The Staten Island Ferry is among the top attractions that visitors to New York City want to experience and with that in mind, Staten Island should be flooded with tourists daily.
But that hasn’t been the case. Due in large part to tour operators telling visitors that there’s “nothing to see” on our side of the boat (we have actually heard them say this when they drop passengers at the Whitehall Terminal), traditionally only small numbers of tourists have gotten off the boat and explored the Island on their own.
That’s changing. Ever since the announcement of the renaissance of the North Shore Corridor sparked by the construction of the NY Wheel, Empire Outlets, Lighthouse Point and Urby, there’s a renewed interest on Staten Island. Seriously.
I would not have believed it myself, but I’ve had the privilege of representing Staten Island at several events focused on tourism and one event for journalists who write exclusively about tourism and hot destinations.

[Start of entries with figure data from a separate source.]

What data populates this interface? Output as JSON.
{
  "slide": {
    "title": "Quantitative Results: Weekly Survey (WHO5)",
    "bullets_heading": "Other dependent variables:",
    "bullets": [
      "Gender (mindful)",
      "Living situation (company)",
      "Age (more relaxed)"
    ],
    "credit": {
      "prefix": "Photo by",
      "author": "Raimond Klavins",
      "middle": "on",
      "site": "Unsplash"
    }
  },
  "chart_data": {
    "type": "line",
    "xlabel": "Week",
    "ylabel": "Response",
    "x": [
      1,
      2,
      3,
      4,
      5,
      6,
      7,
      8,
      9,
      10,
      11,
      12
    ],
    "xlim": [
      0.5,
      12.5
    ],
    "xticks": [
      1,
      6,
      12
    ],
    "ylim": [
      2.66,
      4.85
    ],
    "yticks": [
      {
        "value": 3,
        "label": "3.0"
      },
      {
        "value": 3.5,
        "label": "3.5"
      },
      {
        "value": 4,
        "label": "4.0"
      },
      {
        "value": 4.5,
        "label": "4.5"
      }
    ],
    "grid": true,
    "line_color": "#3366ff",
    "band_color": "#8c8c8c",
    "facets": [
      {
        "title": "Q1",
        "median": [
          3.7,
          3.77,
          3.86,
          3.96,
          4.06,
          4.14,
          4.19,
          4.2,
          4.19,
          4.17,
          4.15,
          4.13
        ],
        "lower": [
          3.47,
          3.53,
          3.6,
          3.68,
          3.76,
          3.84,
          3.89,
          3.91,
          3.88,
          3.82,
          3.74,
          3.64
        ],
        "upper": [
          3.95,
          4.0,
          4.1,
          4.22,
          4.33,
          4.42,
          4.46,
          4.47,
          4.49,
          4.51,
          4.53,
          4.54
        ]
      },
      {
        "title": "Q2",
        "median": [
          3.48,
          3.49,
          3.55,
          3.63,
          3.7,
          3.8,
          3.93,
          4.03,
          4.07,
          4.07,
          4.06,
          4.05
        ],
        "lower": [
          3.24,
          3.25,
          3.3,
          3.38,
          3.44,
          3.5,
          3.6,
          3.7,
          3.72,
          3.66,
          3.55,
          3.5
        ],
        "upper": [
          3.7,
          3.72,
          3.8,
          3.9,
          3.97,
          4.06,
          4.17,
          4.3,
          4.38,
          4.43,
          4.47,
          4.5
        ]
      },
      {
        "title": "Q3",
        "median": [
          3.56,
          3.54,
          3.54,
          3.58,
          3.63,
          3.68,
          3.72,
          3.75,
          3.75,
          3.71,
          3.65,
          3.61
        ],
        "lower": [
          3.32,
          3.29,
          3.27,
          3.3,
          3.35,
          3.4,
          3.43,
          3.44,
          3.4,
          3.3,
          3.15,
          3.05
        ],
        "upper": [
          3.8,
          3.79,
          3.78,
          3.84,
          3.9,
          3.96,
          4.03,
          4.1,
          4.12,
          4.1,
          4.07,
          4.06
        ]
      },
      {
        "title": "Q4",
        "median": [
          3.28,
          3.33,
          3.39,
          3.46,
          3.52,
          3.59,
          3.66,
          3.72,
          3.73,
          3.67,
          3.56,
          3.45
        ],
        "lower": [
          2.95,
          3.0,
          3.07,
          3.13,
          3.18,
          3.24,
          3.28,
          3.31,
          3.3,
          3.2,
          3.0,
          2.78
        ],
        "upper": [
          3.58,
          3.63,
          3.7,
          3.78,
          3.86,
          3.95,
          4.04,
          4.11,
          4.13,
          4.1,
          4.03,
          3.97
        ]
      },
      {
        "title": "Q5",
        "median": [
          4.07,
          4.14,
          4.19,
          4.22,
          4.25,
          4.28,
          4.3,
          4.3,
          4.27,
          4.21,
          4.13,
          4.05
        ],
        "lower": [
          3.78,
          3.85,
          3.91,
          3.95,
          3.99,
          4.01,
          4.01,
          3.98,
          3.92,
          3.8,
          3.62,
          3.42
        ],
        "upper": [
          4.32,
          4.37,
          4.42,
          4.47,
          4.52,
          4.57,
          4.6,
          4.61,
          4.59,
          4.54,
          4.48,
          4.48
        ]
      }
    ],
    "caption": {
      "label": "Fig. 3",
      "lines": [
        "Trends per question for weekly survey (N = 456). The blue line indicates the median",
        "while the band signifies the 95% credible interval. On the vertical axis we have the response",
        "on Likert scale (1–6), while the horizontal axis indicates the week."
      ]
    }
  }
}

People there literally pulled on my arm and asked to talk with me about the Island – I was stunned. We are the new frontier, folks, and we need to put our best foot forward.
The good news is that that’s happening. With the support of NYC & Co., the city’s tourism bureau, the island’s attractions and cultural organizations have gotten a crash course in all things tourism in the last year from experts who live it every day, from selling themselves to tour operators to marketing materials and best practices. That’s important because if you wait for the crowds to come to your doorstep, it’s too late.
With this in mind, our office is working extremely closely with NYC & Co., the Staten Island Chamber of Commerce and an active group of culturals and attractions who are genuinely interested – and working hard – to get it right. To this end, we are working on educating each other, information sharing, finding funding, marketing and hosting tours for tour operators and journalists whose efforts will drive tourists to our shores. In fact, I’ve had several travel professionals tell me how impressed they are with Staten Island’s mobilization.
We’ve gotten lot done in the last year – including a “destination profile,” a document that is especially helpful to tour operators. The genius of this document is that it provides a snapshot of the Island as a whole and doesn’t focus on just one or two points of interest. This is important for tour operators because they are interested in selling an itinerary – or series of “must see” things to their clients.
And it’s easy to spend several hours – or a day or two on Staten Island. The North Shore Corridor currently boasts Snug Harbor Cultural Center, the Staten Island Yankees, the Postcards Memorial, the Lighthouse Museum, the St. George Theatre, the Staten Island Museum, Flagship Brewery and other sites. All of these attractions can work well together to entice visitors to spend time here. And once the Wheel and Outlets are open for business, we expect some 7 million tourists to get off the ferry each year to see what we’re about.
Over time, the crowds will begin to move inland and beyond to experience Staten Island. Also remember that there are niche markets as well – folks who will come out to see a particular type of architecture (Seguine Mansion), visit the beach (Boardwalk Days), trek historical sites (Conference House) or pay homage to a hero (Garibaldi-Meucci Museum). In addition, Historic Richmond Town and the Staten Island Zoo have also carved out tour bus business for their sites.
Transportation – from crowded ferries to a lack of bus service- is an issue that many focus on. The reality is, however, that when the crowds begin to come, the transportation issues we are currently faced with will organically begin to work themselves out, just as they have in other parts of the city that have experienced a boom. Our frustrations are not unique and they will not tank the opportunities that tourism brings to us.
There’s no shortage of fascinating places to visit or things to do on Staten Island – if you haven’t gotten to the Noble Maritime Collection or the Alice Austen Museum yet – get there. Marketing all of our gems appropriately is the next task at hand. We are currently engaging professionals in a variety of capacities to look at how Staten Island may best be served, especially in a day and age where people rely so much on their smartphones to guide them to their next meal. In addition, we look forward to continuing to work with all of our attractions to welcome visitors and ensure a great experience, no matter the length of their stay.